Um dos grandes clichês de viagem diz que ninguém conhece outras terras para se encontrar, mas para se perder. O problema é quando isso tem sentido literal, ou seja, toda vez que eu viajo.

No ano passado, na Itália, eu, minha namorada e meu sogro alcançamos aquela proeza típica de estacionamentos de shopping, mas que às vezes dá as caras também em outros ambientes: paramos o carro do lado de fora de Montalcino, uma cidade de cinco mil habitantes no sul da Toscana. Passeamos por cerca de duas horas, tomamos sorvetes e, cidade vista, resolvemos pegar o carro e retornar para Florença. Mas quem disse que sabíamos onde o veículo estava parado?

Foi mais de uma hora gasta com caminhadas, várias perguntas a moradores e mais caminhadas, período em que circulamos pela cidade inteira, de ponta a ponta. Quando nossa fama já começava a dar o que falar “olha ali, mamãe! Os brasileiros que perderam o carro estão passando aqui de novo!”, encontramos o veículo.

O erro cometido foi um dos mais básicos quando o assunto é não se perder: não tínhamos o nome do estacionamento, não decoramos nenhum ponto de referência significativo (só uma escadaria e um muro) e, pior, não lembramos de marcar a localização do estacionamento no Google Maps. Enfim, o tipo de história que já apareceu aqui outras vezes, seja comigo, em Mumbai, seja com a Luíza, que está eternamente perdida, mas se recusa a pedir informação.

Enquanto percorríamos Montalcino e víamos o sol se pôr e as temperaturas caírem, me lembrei de outra ocasião em que fiquei sem saber o rumo de casa, mesmo tendo tido o cuidado de decorar (parte) do endereço do hotel e até alguns pontos de referência. Foi em Puebla, no México, em 2017.

Toscana, Itália

Toscana

Saímos do local onde estávamos hospedados, memorizamos o nome da rua, a Poniente, e de um restaurante próximo, o Fonda de Santa Clara. Some isso a um celular carregado e com internet: era impossível ficar perdido.

Mas, parafraseando o ditado, se a gente começa fazendo o necessário, logo parte para o possível e termina o cheklist com o impossível. A primeira etapa, rapidamente ticada da lista, foi vencida quando o celular descarregou, no fim do dia. Sem Google Maps, o jeito foi perguntar.

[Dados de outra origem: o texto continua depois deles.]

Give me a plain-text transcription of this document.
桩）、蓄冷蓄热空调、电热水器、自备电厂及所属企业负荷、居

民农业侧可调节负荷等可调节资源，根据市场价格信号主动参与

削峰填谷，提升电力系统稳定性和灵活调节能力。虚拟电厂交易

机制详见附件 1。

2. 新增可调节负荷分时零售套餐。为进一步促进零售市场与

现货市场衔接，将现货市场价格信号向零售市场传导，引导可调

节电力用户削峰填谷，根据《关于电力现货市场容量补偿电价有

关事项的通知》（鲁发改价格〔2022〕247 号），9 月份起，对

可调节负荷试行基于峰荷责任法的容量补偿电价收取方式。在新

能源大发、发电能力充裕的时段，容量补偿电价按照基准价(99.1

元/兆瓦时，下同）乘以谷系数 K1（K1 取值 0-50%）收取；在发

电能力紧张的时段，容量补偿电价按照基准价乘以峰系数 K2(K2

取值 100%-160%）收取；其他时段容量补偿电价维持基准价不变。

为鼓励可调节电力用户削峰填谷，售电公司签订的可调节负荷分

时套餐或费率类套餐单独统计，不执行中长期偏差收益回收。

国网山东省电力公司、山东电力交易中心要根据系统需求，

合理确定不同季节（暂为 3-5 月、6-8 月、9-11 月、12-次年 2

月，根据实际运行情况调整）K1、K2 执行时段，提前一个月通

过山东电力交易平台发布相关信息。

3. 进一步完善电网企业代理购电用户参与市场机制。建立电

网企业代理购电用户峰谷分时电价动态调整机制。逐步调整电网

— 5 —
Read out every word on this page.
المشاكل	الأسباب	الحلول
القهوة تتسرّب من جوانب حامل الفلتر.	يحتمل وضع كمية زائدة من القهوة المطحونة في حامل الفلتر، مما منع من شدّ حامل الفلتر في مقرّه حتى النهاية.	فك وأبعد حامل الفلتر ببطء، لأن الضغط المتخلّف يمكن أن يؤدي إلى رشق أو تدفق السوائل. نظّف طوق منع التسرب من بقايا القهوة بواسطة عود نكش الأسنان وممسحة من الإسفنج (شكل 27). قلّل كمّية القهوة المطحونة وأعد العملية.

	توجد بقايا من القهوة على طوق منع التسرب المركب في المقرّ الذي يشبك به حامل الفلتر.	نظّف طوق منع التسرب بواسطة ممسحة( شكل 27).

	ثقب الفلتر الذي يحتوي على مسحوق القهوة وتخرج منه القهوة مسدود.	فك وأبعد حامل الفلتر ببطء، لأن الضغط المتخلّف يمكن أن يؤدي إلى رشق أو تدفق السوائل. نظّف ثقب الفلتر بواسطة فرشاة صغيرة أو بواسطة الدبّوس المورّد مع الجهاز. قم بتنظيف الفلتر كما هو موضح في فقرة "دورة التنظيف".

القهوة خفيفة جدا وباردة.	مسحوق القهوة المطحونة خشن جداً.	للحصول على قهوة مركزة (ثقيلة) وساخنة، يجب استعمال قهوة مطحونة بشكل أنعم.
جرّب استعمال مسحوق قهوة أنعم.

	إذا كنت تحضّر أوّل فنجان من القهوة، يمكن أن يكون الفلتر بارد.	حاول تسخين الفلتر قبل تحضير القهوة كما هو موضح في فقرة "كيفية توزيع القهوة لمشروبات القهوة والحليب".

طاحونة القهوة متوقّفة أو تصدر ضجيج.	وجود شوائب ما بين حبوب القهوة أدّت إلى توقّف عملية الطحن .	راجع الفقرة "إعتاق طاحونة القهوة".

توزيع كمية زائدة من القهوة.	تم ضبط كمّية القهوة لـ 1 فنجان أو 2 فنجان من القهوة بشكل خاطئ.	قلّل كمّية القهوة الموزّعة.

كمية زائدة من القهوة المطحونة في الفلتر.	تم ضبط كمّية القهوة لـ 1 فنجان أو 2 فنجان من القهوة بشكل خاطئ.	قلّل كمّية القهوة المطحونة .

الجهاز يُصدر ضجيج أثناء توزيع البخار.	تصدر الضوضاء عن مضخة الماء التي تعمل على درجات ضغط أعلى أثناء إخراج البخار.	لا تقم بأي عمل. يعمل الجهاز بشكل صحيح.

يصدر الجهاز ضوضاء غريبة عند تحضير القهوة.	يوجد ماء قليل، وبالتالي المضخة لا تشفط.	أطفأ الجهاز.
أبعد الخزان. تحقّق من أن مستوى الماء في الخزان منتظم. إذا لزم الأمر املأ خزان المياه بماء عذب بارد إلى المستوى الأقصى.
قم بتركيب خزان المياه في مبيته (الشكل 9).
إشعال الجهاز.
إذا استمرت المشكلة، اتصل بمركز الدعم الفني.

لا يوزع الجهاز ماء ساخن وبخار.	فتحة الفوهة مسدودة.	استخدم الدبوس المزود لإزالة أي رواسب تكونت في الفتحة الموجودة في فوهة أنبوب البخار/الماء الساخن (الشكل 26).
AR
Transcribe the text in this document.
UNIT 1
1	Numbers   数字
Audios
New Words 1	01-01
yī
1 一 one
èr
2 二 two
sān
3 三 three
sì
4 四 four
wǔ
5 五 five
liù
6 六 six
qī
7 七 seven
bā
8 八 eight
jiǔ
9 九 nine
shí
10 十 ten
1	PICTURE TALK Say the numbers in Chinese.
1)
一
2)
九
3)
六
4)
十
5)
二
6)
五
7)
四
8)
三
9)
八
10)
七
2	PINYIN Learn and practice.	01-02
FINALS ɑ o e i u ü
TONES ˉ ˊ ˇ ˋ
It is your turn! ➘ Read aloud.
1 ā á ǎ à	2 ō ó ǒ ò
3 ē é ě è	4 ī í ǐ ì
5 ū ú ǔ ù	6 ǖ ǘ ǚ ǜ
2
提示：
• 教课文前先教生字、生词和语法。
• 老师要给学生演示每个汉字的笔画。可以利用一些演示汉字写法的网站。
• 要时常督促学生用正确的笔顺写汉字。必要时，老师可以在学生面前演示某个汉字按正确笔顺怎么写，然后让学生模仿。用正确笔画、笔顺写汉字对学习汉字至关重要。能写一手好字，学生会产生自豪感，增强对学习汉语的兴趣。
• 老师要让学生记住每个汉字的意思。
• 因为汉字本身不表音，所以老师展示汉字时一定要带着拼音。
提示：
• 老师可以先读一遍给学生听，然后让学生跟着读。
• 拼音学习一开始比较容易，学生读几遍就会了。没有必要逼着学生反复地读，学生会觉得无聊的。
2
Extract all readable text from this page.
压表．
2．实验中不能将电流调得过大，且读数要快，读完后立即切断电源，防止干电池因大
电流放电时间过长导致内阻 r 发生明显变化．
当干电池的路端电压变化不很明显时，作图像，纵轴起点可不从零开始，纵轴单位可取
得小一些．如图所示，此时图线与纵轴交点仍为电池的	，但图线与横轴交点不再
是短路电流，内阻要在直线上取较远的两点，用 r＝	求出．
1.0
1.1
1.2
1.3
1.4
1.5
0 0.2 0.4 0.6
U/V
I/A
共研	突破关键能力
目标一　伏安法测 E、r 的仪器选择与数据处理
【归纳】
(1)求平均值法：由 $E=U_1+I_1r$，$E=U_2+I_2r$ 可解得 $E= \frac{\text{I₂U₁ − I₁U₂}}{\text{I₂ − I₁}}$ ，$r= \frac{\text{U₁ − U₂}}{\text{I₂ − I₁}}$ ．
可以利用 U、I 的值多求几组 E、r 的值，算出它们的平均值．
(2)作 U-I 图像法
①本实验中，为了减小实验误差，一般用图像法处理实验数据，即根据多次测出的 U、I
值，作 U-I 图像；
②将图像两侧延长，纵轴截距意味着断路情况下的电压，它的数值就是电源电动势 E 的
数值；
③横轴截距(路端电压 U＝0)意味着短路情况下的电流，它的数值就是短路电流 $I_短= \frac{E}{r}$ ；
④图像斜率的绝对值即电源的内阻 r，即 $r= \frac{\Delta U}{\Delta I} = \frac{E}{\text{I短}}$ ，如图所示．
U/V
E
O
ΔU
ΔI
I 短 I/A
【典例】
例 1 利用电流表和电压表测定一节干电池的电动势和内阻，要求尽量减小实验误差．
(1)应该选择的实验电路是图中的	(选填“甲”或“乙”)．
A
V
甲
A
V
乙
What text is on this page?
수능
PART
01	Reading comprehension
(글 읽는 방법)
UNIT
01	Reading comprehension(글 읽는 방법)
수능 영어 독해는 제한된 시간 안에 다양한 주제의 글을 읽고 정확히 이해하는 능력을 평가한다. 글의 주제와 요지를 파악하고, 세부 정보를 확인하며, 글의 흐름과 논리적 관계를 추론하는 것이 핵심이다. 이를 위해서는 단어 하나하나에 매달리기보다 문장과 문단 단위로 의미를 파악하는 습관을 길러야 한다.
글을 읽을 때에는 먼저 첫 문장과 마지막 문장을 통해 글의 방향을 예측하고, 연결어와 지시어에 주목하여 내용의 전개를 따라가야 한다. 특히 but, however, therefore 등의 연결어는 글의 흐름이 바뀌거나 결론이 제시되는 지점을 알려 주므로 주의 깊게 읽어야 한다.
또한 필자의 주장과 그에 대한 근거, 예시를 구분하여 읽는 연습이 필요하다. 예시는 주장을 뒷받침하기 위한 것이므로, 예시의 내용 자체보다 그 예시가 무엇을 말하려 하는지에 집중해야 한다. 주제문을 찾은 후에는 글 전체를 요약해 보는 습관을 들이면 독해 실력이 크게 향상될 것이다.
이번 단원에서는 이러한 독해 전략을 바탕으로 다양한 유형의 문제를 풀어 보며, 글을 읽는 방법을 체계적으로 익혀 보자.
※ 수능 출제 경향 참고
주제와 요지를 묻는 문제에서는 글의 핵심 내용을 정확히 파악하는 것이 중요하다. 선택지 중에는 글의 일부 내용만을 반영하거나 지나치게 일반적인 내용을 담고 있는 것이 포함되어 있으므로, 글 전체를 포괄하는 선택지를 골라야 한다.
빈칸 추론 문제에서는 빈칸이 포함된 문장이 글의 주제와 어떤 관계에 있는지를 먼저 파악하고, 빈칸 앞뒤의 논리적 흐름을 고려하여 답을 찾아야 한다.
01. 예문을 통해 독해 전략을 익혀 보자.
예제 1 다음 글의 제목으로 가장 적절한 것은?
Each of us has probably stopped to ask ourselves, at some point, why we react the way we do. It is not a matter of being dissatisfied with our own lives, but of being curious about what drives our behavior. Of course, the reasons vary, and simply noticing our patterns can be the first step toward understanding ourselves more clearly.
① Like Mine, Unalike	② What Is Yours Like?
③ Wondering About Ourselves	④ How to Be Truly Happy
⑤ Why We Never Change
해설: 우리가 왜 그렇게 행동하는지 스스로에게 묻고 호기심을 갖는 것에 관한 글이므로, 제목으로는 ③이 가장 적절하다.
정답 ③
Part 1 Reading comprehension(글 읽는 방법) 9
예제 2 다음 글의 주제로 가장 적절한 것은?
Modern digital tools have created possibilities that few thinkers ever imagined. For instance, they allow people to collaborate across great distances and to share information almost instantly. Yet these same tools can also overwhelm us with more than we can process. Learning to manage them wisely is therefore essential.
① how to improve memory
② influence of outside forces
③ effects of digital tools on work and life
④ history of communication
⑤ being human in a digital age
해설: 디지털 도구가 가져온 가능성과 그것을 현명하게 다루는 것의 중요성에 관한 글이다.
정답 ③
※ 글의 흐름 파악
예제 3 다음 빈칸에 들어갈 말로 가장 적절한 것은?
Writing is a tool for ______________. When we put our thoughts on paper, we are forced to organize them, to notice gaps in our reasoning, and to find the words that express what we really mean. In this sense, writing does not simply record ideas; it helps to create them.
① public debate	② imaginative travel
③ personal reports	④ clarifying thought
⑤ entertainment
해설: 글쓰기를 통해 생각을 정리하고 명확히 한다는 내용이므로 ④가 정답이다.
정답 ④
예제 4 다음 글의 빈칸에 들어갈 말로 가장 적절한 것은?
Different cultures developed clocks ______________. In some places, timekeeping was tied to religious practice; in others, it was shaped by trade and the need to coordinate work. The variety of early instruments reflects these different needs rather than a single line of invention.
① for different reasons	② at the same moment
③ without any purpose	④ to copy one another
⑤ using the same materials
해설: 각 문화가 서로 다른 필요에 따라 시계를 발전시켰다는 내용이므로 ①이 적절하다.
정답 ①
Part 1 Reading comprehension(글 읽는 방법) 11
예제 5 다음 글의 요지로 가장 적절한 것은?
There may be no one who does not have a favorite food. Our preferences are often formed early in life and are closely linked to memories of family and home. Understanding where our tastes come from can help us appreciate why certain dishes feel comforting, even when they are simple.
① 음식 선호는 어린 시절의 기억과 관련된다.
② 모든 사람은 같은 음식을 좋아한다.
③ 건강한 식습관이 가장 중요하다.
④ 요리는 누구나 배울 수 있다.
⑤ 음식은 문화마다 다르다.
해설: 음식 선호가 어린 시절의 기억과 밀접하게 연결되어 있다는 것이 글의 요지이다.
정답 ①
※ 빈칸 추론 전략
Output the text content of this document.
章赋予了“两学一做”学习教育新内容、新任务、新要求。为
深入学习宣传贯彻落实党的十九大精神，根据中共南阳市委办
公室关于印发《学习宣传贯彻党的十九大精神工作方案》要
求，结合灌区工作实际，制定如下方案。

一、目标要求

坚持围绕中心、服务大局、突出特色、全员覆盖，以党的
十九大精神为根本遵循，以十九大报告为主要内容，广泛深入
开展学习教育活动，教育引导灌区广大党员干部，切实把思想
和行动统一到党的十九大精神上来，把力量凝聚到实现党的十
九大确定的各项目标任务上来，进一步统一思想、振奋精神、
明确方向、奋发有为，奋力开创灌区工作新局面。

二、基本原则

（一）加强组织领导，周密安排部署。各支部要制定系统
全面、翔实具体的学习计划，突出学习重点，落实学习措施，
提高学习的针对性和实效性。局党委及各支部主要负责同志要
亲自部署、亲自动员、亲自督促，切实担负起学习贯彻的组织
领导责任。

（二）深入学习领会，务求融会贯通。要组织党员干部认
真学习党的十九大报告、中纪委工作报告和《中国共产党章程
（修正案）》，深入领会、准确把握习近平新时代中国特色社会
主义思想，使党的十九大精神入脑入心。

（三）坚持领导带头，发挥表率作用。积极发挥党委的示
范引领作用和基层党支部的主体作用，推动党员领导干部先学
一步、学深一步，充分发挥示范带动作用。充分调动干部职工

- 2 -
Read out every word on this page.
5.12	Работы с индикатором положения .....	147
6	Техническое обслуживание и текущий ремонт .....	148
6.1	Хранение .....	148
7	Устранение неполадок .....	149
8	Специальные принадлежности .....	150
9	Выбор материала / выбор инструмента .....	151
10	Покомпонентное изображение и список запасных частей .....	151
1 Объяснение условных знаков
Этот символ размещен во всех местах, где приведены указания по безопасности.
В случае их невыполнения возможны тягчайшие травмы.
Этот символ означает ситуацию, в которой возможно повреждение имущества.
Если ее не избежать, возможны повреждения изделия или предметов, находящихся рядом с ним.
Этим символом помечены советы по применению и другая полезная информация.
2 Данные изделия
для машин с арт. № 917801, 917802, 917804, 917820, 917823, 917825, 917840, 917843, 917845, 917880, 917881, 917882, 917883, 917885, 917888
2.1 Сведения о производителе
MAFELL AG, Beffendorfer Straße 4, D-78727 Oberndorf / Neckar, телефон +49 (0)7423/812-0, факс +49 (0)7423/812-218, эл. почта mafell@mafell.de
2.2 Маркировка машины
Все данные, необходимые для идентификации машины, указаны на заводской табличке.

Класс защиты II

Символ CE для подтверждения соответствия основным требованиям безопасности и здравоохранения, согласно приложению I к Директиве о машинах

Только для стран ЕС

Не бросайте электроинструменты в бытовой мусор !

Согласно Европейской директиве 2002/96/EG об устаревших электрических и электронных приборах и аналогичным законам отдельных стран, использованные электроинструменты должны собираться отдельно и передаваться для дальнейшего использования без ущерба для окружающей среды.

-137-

A constatação de que estávamos perdidos só veio quando recebemos a terceira indicação de caminho – três direções completamente diferentes. E um outdoor revelou parte do problema: o Fonda de Santa Clara não era um restaurantezinho qualquer, mas um famoso, com cinco unidades em Puebla. Por isso, cada pessoa a quem perguntamos indicou o caminho para um dos estabelecimentos.

Não bastasse esse, digamos, probleminha, mais tarde descobrimos que as ruas de Puebla não têm nomes, mas números, e que seguem a lógica dos pontos cardeais. Ou seja, todas as ruas que estão na direção do poniente, o ponto cardeal oeste, eram chamadas assim, variando na numeração: existe a Avenida Poniente 2, a Avenida Poniente 3, a Avenida Poniente 23… são dezenas de Avenidas Poniente, sendo que as de numeração ímpar estão de um lado e as pares do outro da cidade.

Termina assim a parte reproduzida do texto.